Viewpoint: Clayton’s Overlook at Chihuahuan Desert Nature Center.

Paisano Pass
Location: U.S. 90 between Alpine and Marfa
Volcanism: As you drive over the collapsed crater of the Paisano Volcano, which erupted about 35 million years ago, you can see light-colored syenite, which resembles granite. Rhyolite lava (“paisanite”) from an earlier eruption is exposed in nearby highway roadcuts.
Highlight: Be sure to check out the information display at the rest area on U.S. 90, erected by the Big Bend Snapshot of History Project, which includes a QR code to access photos and videos about the area’s geology.

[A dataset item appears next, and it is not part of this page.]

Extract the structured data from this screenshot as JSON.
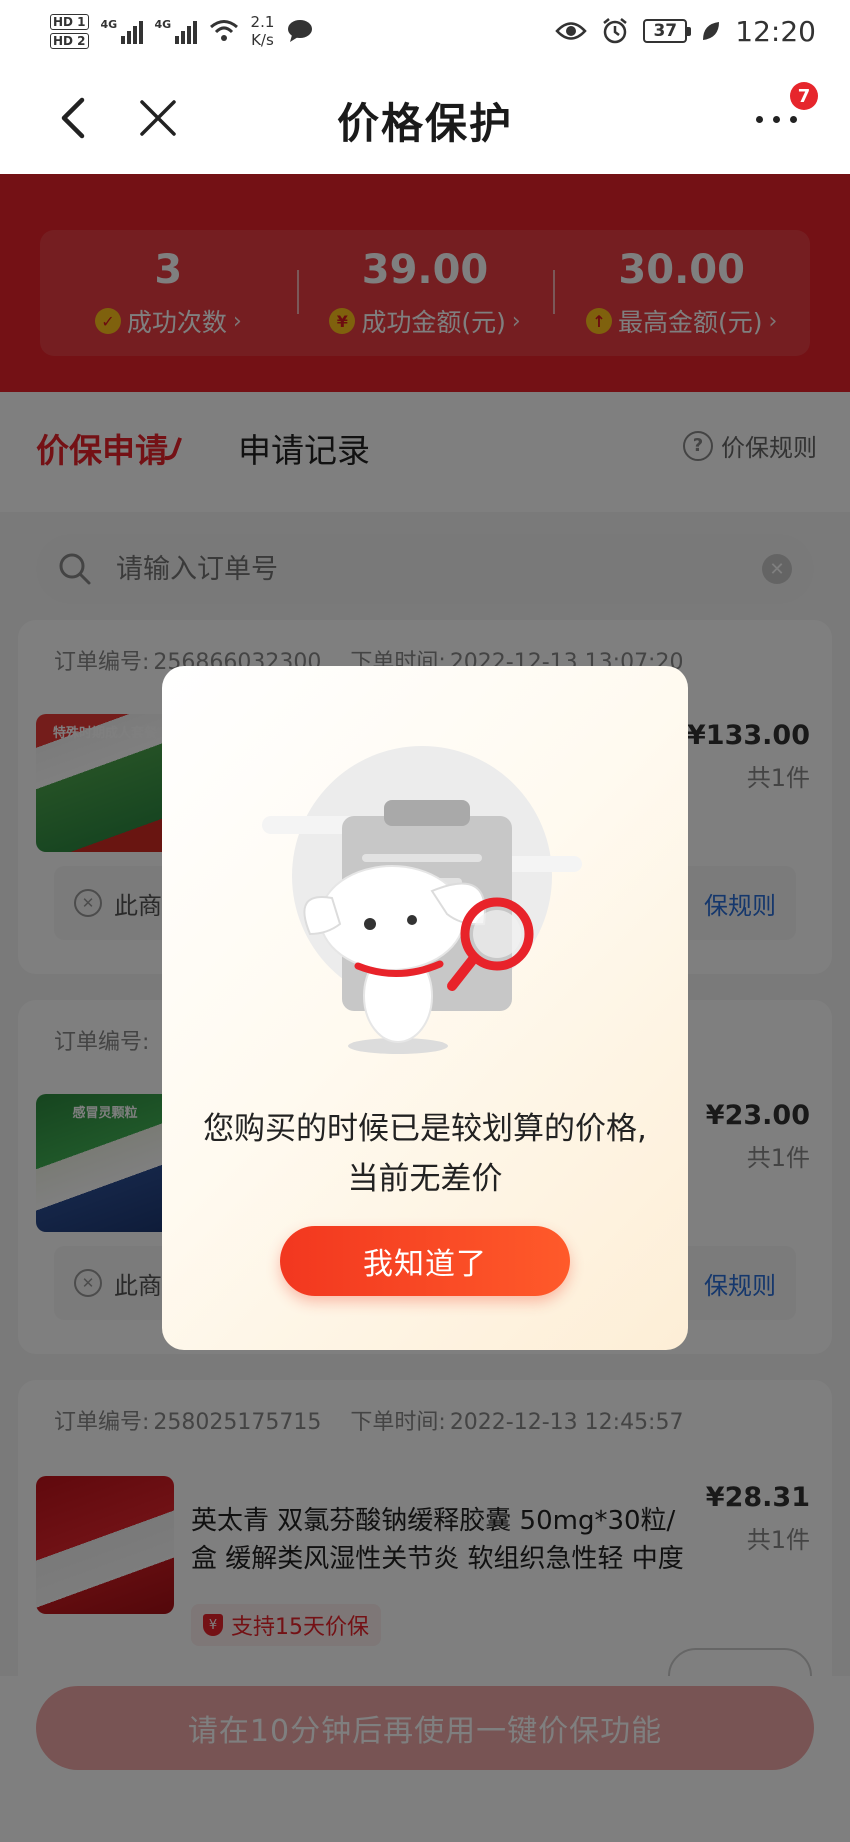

Paisano Volcano, Davis Mountains
The Paisano Volcano, west of Alpine.
Courtesy of the Bureau of Economic Geology
Pilot Knob
Location: Southeast Austin, not far from Austin Bergstrom International Airport.
Volcanism: Pilot Knob was part of the Balcones group of volcanoes that once stretched from Waco to Uvalde (many are underground).
Viewpoint: Intersection of Dee Gabriel Collins Road and McKinney Falls Parkway.

Quitman Mountains Caldera Complex
Location: Hudspeth County
Volcanism: This series of calderas dates back to the Eocene (35 million years ago) and includes intrusive as well as volcanic rocks. Distinctive folds of sedimentary strata loom high above the desert.
Highlight: Craggy volcanic peaks interrupt the long linear folds of lighter-colored Cretaceous sedimentary rocks.
Viewpoint: Driving west from Van Horn on Interstate 10, the distinctive sedimentary folds and rocks of this volcanic mountain range rise up dramatically. This stretch of highway also takes you past the Eagle Mountain caldera.

Three Dike Hill
Location: Southernmost Big Bend Ranch State Park
Volcanism: At this 27-million-year-old site, dark basalt dikes cut up through varicolored softer tuff layers to feed lava flows at the top of the hill. You’ll also get a clear view of a feeder dike that delivered basalt to the upper lava flow.
Highlight: In his book El Camino del Rio: The River Road, the late naturalist, author, and Big Bend Ranch tour guide David Alloway described this site as looking like “fingers of dark rock rising vertically through buff volcanic ash.”
Viewpoint: Travel west from Lajitas on the River Road (FM 170), until you see highway signs for Arenosa Campground. Continue west from the campground for 3.6 miles more; the pullout and parking area for Three Dike Hill are on the northeast side of FM 170.

Tuff Canyon
Location: Big Bend National Park
Volcanism: Here you can see basalt lava rocks and pyroclastic debris (or fiery pieces, including the namesake “tuff” or hardened volcanic ash) that were expelled from the Chisos volcanoes 29–30 million years ago.
Highlight: Marvel at the volcanic glass that’s melted into rock draperies.
Viewpoint: There’s a pullout and parking lot with several accessible viewpoints. Choose from short, family-friendly hikes and longer walks to the canyon floor.

Uvalde Volcanoes
Location: U.S. 90 between Knippa and Brackettville
Volcanism: Volcanic eruptions were plentiful in the Texas Hill Country during the Cretaceous period, at around the same time as Pilot Knob. A number of lava bodies can still be seen in the Uvalde area. They include two prominent volcanic domes at Knippa; Mount Inge, a volcanic plug near historic Fort Inge, and a roadcut three miles west of Sabinal, where you can see dark volcanic breccia rocks weathered by white caliche.
Highlight: Mount Inge is a broad, dark dome (elevation 140 feet) that presides over the state historical park.
Viewpoint: Fort Inge Historical Park, a mile south of Uvalde.